I am mourning a family and people who are still alive. This is a different type of grief. Its lacerations came without warning. I didn’t have the time or the instinct to soften or parry the blow.
I think of my friends whose parents divorced when they were children or teenagers. I am an adult. I don’t have to shuttle between two homes, I won’t have to endure remarriages, I don’t believe that I am at fault. I should be able to stanch the wound, but I can’t. I’m bleeding out.
Staggered by this nightmarish new reality, I am grasping for explanations for why my parents can no longer live together. Perhaps the accumulated years of grief after my sister’s death have finally become too much and this separation is the “marital disruption” that the N.I.H. study predicted.
Or, perhaps in their mid-80s — after all of the joys, the stories, the sorrows, after all of the life that they have lived together — my parents find this final act too frightening and too disorienting. Is it possible that it might be easier to live without each other by choice, to break that once indestructible bond now, rather than to wait until it is broken cruelly, against their will?
A few years ago, my mom began to have impossible expectations of my father. “Stop walking like an old man,” she scolded him. “I am an old man,” he replied with a laugh.
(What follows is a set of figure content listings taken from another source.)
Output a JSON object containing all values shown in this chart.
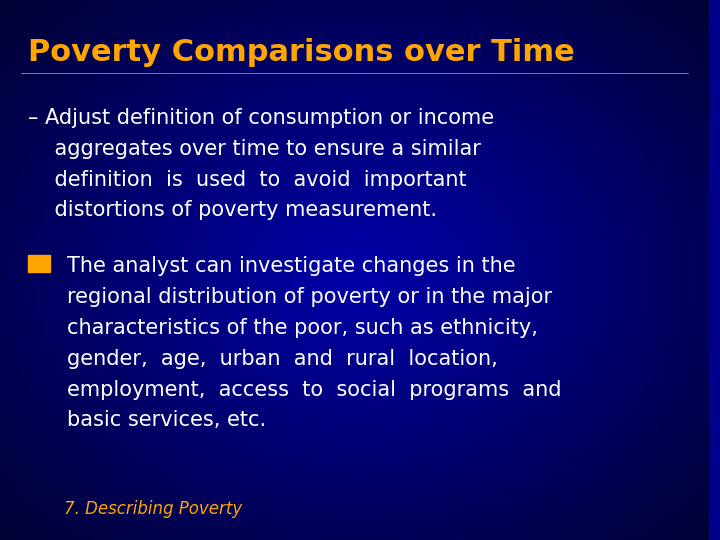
{
  "title": "Poverty Comparisons over Time",
  "title_color": "#FFA500",
  "title_fontsize": 22,
  "title_fontstyle": "bold",
  "bg_color_center": "#00008B",
  "bg_color_edge": "#000033",
  "bullet1_prefix": "– ",
  "bullet1_text_line1": "Adjust definition of consumption or income",
  "bullet1_text_line2": "aggregates over time to ensure a similar",
  "bullet1_text_line3": "definition  is  used  to  avoid  important",
  "bullet1_text_line4": "distortions of poverty measurement.",
  "bullet2_text_line1": "The analyst can investigate changes in the",
  "bullet2_text_line2": "regional distribution of poverty or in the major",
  "bullet2_text_line3": "characteristics of the poor, such as ethnicity,",
  "bullet2_text_line4": "gender,  age,  urban  and  rural  location,",
  "bullet2_text_line5": "employment,  access  to  social  programs  and",
  "bullet2_text_line6": "basic services, etc.",
  "footer_text": "7. Describing Poverty",
  "footer_color": "#FFA500",
  "text_color": "#FFFFFF",
  "bullet_color": "#FFA500",
  "text_fontsize": 15,
  "footer_fontsize": 12
}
But my mother wasn’t joking. Her endless patience was wearing thin, her natural gentleness was hardening, and she seemed uncharacteristically annoyed. The man whom my mom had loved since she was a teenager was now slower, unsteady and aging.
My dad, for his part, winced when my mom couldn’t remember a name or asked the same question twice.
I’ve been perseverating over my parents’ mortality for years. It must be terrifying for them.
I cling to my sister and childhood friends who remember the past. They cry as if these were their own parents. I tell new friends, “I wish you could have known my parents before.” Look at these pictures — look at their high school prom picture — maybe you can understand. Listen to these stories, maybe you can imagine. Maybe you can picture a beautiful and perfect love that lasted 60 years.
When my mother left our house in New Jersey, my father made two playlists for her with their favorite songs. Many of the songs are from the road trip playlists. Once in a while, I hear her playing those songs and I wonder what she is thinking. If I close my eyes, I am back in the car, and my head is resting on one of my sisters’ shoulders. The car is cozy and my dad is singing again. This time, he is doing his best imitation of Sam Cooke: “It’s been too hard living, oh my/And I’m afraid to die/’Cause I don’t know what’s up there/Beyond the sky/It’s been a long, a long time coming/But I know a change is gonna come/Oh yes, it will.”
The marriage is over now. Another family will live in our house. Just because it is gone doesn’t mean that it never was.
Allyson Hobbs is an associate professor of history and director of African and African-American studies at Stanford.